次いで、略円筒形状のゴム組成物を、160℃、10分間の条件で一次加硫させた後、無負荷の高温槽において、160℃、60分間の条件で二次加硫させた。これにより、ゴム組成物の加硫物を得た。
次いで、ゴム組成物の加硫物を冷却し、その加硫物の周面を砥石研磨機により研磨した。その後、加硫物を所定の長さにカットした。これにより、無端ベルト状の加硫物を得た。
次いで、パンチング加工により、無端ベルト状の加硫物に複数の穴を形成した。以上により、給紙ベルトを製造した。
2.評価
(1)体積固有抵抗値(単位:logΩ・cm)
各実施例および各比較例において得られた給紙ベルトのテストピース(170mm×145mm×2mm)を作製し、テストピースについて体積固有抵抗値をJIS K6911に準拠して測定した。試験条件としては、アドバンテストコーポレーション社製の超高抵抗微小電流計R−8340Aを用いて、温度22℃、湿度55%環境下で測定した。また、測定時の印加電圧は500Vとし、5秒後の数値を読み取った。その結果を表1に示す。
(2)引裂強度(単位:N/mm)
各実施例および各比較例において得られた給紙ベルトのテストピースを作製し、テストピースについて、引裂強度をJIS K6252に準拠して測定した。その結果を表1に示す。
(3)引張強度(単位:MPa)
各実施例および各比較例において得られた給紙ベルトのテストピースを作製し、テストピースについて、引張強度をJIS K6251に準拠して測定した。
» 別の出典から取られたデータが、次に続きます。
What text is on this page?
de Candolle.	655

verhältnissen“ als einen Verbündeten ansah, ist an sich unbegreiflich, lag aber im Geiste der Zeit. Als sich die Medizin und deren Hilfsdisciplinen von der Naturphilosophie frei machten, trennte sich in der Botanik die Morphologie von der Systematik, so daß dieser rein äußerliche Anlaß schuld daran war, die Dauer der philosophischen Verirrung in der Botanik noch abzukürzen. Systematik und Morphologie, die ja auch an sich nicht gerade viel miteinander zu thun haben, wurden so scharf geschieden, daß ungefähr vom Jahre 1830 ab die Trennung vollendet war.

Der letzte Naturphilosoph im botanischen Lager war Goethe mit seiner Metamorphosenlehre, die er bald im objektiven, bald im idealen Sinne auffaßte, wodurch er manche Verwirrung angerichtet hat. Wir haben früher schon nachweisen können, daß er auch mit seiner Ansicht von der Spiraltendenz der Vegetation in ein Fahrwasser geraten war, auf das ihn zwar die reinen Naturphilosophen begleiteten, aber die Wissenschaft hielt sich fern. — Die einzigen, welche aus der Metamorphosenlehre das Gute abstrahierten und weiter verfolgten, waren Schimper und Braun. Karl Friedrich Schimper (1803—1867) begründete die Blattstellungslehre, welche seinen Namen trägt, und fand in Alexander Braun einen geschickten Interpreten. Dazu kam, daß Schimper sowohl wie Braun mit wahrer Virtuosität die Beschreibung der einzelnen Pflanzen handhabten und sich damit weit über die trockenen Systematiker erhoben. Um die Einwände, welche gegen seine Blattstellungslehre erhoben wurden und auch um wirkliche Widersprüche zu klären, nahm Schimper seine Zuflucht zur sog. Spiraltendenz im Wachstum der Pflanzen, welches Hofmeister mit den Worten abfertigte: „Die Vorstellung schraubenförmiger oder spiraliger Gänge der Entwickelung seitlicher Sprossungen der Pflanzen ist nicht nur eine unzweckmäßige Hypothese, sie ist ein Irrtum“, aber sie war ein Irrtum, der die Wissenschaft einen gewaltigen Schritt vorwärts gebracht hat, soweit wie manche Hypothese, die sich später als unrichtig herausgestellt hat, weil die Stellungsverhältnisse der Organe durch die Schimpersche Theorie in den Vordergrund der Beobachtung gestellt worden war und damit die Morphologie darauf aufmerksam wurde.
その結果を表1に示す。
(4)最大伸び(単位:%)
各実施例および各比較例において得られた給紙ベルトのテストピースを作製し、テストピースについて、最大伸びをJIS K6251に準拠して測定した。その結果を表1に示す。
Figure 0006776112
3.考察
表1に示すように、実施例1〜5の給紙ベルトは、比較例1および2の給紙ベルトと比較して、引裂強度の向上が確認された。
1 給紙ベルト
2 複数の穴

Claims (4)

  1. 画像形成装置において用紙を給紙する給紙ベルトであって、
    複数の穴を備える無端形状を有し、
    ゴム組成物の加硫物からなり、
    前記ゴム組成物は、エピクロルヒドリンゴムを含有するゴム成分と、硫黄系加硫剤とを含有し、
    前記ゴム成分におけるエピクロルヒドリンゴムの含有割合が、60質量%以上85質量%以下であることを特徴とする、給紙ベルト。
  2. 前記ゴム組成物は、イオン導電剤をさらに含有することを特徴とする、請求項1に記載の給紙ベルト。
  3. 前記ゴム成分は、アクリロニトリル・ブタジエンゴムと、エチレン・プロピレン・ジエンゴムとを、さらに含有することを特徴とする、請求項1または2に記載の給紙ベルト。
  4. 前記ゴム成分におけるアクリロニトリル・ブタジエンゴムの含有割合が、10質量%以上35質量%以下であり、
    前記ゴム成分におけるエチレン・プロピレン・ジエンゴムの含有割合が、3質量%以上25質量%以下であることを特徴とする、請求項3に記載の給紙ベルト。